Probiotic Strains for Shellfish Aquaculture: Protection of Eastern Oyster, Crassostrea virginica, Larvae and Juveniles Againsl Bacterial Challenge.

Probiotics Not Antibiotics.

Crassostrea virginica (eastern oyster) is a species of oyster of significant economic importance in the Gulf of Mexico and Atlantic coasts of North America. In recent years stocks have been plagued by infections, especially in relation to juvenile and larval mortality. This leads to significant drops in recruitment, which can be crippling to the mariculture output. Amongst these pathogens are many Vibrio spp. and Roseovarius crassotstrea, the causative agent of juvenile oyster disease. One Vibrio of importance is Vibrio tubiashii, which causes virbiosis and attacks the larval stage. Good husbandry techniques such as regular water changes can help to avoid infection though this is still high risk for the fishery owners who favour the use of antibiotics. Antibiotics not only promote the evolution of resistance in pathogens but can also have damaging environmental effects in open system mariculture, for example they may affect symbiotic microbial species in wild populations.  One potential solution is the use of probiotics in place of antibiotics. These may of course have negative side effects for the environment and undoubtedly these will be uncovered, however the potential positives for aquaculture, coupled with the fact that a replacement for antibiotics must be found, make them an attractive alternative.

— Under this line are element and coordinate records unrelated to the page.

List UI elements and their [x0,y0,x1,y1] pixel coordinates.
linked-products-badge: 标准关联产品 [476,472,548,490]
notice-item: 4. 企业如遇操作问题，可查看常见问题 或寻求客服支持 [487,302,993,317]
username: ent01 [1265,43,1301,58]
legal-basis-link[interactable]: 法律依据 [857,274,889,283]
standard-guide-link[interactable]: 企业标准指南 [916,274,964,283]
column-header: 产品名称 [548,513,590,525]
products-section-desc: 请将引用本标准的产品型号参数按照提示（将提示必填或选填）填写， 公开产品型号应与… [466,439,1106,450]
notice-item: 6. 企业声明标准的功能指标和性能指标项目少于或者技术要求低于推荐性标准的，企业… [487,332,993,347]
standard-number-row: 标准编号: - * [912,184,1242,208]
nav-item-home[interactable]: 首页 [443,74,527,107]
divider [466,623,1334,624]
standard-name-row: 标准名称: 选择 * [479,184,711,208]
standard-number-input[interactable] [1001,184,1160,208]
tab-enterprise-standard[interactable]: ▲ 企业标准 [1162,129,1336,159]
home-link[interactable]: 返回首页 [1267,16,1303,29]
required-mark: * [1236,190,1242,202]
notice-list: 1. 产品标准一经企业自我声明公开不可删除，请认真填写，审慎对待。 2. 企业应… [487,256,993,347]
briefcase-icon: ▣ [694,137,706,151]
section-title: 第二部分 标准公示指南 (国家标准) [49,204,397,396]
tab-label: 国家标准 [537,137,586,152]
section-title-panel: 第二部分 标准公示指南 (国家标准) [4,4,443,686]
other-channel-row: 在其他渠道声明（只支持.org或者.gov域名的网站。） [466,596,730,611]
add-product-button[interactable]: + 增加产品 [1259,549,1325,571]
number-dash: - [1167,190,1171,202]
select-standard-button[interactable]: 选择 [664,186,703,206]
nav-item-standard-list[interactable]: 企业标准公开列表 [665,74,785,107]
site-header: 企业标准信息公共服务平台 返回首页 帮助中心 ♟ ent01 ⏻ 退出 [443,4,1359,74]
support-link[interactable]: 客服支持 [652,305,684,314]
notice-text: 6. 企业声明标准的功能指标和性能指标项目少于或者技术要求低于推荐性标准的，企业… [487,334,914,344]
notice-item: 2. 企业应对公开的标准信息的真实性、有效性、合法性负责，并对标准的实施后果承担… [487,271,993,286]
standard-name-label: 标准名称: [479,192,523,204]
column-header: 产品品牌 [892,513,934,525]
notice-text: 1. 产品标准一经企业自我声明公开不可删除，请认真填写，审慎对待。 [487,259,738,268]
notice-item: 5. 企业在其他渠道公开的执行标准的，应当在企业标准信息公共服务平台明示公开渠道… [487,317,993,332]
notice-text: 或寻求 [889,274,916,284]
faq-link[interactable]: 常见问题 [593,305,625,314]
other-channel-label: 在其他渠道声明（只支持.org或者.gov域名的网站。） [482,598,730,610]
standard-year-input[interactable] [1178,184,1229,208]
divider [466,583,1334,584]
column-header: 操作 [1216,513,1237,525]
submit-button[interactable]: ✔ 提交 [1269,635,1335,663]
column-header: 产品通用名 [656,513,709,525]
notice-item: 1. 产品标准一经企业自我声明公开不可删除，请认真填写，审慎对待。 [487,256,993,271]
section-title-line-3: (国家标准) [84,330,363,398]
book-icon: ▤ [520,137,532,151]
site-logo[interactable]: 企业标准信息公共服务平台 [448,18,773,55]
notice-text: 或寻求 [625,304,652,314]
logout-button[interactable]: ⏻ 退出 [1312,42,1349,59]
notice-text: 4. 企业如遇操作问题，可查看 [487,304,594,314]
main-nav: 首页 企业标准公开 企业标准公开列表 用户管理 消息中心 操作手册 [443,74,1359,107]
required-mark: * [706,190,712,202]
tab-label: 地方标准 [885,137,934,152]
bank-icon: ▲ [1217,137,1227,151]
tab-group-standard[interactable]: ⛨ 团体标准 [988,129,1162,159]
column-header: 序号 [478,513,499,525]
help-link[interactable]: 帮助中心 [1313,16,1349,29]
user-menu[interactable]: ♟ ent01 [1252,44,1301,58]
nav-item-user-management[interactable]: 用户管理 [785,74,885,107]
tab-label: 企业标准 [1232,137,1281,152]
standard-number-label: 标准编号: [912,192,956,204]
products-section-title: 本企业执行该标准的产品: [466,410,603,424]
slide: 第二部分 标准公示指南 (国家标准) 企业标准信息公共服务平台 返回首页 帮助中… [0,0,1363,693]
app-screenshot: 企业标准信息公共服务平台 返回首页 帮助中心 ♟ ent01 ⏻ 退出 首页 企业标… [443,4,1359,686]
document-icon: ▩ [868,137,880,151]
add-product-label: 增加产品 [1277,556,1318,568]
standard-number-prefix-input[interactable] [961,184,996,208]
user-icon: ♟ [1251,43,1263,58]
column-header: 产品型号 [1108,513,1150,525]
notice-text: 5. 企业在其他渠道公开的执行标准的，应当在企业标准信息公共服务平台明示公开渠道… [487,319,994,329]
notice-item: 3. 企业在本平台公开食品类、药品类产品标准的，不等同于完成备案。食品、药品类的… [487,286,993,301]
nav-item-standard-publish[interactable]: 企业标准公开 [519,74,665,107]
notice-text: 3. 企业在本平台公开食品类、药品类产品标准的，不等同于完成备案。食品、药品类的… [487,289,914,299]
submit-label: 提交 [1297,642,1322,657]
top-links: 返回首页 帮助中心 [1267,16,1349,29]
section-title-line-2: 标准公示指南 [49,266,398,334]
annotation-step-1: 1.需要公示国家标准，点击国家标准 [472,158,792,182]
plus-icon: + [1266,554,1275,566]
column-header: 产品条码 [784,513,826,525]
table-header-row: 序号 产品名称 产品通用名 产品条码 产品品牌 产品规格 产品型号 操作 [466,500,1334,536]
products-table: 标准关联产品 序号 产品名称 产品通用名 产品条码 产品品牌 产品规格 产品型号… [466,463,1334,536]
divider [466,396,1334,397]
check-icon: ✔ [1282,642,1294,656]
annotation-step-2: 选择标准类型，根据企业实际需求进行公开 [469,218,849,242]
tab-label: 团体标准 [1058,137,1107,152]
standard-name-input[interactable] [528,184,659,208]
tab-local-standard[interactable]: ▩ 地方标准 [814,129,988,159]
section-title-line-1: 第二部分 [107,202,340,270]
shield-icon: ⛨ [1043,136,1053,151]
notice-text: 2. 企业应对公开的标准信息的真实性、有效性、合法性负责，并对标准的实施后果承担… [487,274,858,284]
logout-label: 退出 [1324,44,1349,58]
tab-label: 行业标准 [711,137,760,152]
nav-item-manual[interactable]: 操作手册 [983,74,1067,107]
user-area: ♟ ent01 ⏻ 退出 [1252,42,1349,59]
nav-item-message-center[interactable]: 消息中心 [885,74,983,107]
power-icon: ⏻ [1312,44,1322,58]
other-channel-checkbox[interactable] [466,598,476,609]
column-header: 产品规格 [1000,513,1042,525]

To test the effectiveness of some such probiotics, first potential probiotics need to be identified. The authors of this study did this through a series of bacteria-bacteria competition assays (colony-on-top assay & membrane overlay assay) with known pathogens and potential probiotics isolated from the natural habitat of the eastern oyster in Rhode Island. The most promising strains were Phaeobacter sp. S4 and Bacillus pumilus RI06-95 so these were brought forward to bacterial challenge trials involving juvenile and larval oysters (separately). Another aspect investigated was the longevity of the effects. This was done by the addition of pathogens at time intervals after removing the probiotics.

Both probiotic strains were found to significantly reduce mortality in bacterially challenged larvae and juveniles and neither had any known negative effects (mortality was tested for using controls). These benefits were achieved at a concentration that could realistically be achieved in commercial oyster cultures making the use of these probiotics feasible. The benefits, however, are not transferred from the probiotic to the organism long term so a constant supply of probiotics would be necessary. However with a short doubling time (roughly 3 hours in oyster culture medium) these may be self-sustaining depending on the flow through rate of the tank and available nutrients. One method of supply would be mixing probiotics with the feed organism, usually microalgae, though the first step towards this would be testing the effect of these strains on the feed organism(s). They also discovered that the initial screening process did not necessarily predict the in vivo effect as Bacillus pumilus did not inhibit the growth of V. tubiashi in vitro yet provided protection for both larvae and alga in vivo insinuating a symbiotic relationship or flaw in the assay process.

These findings further support the use of probiotics in aquaculture and could provide a more cost effective and environmentally friendly option over antibiotics. Keeping live cultures of probiotics on site could also help reduce the mounting costs of husbandry. Future studies should investigate what effects these probiotics have on feed organisms as well as the potential for use with other molluscan species that are affected by these pathogens.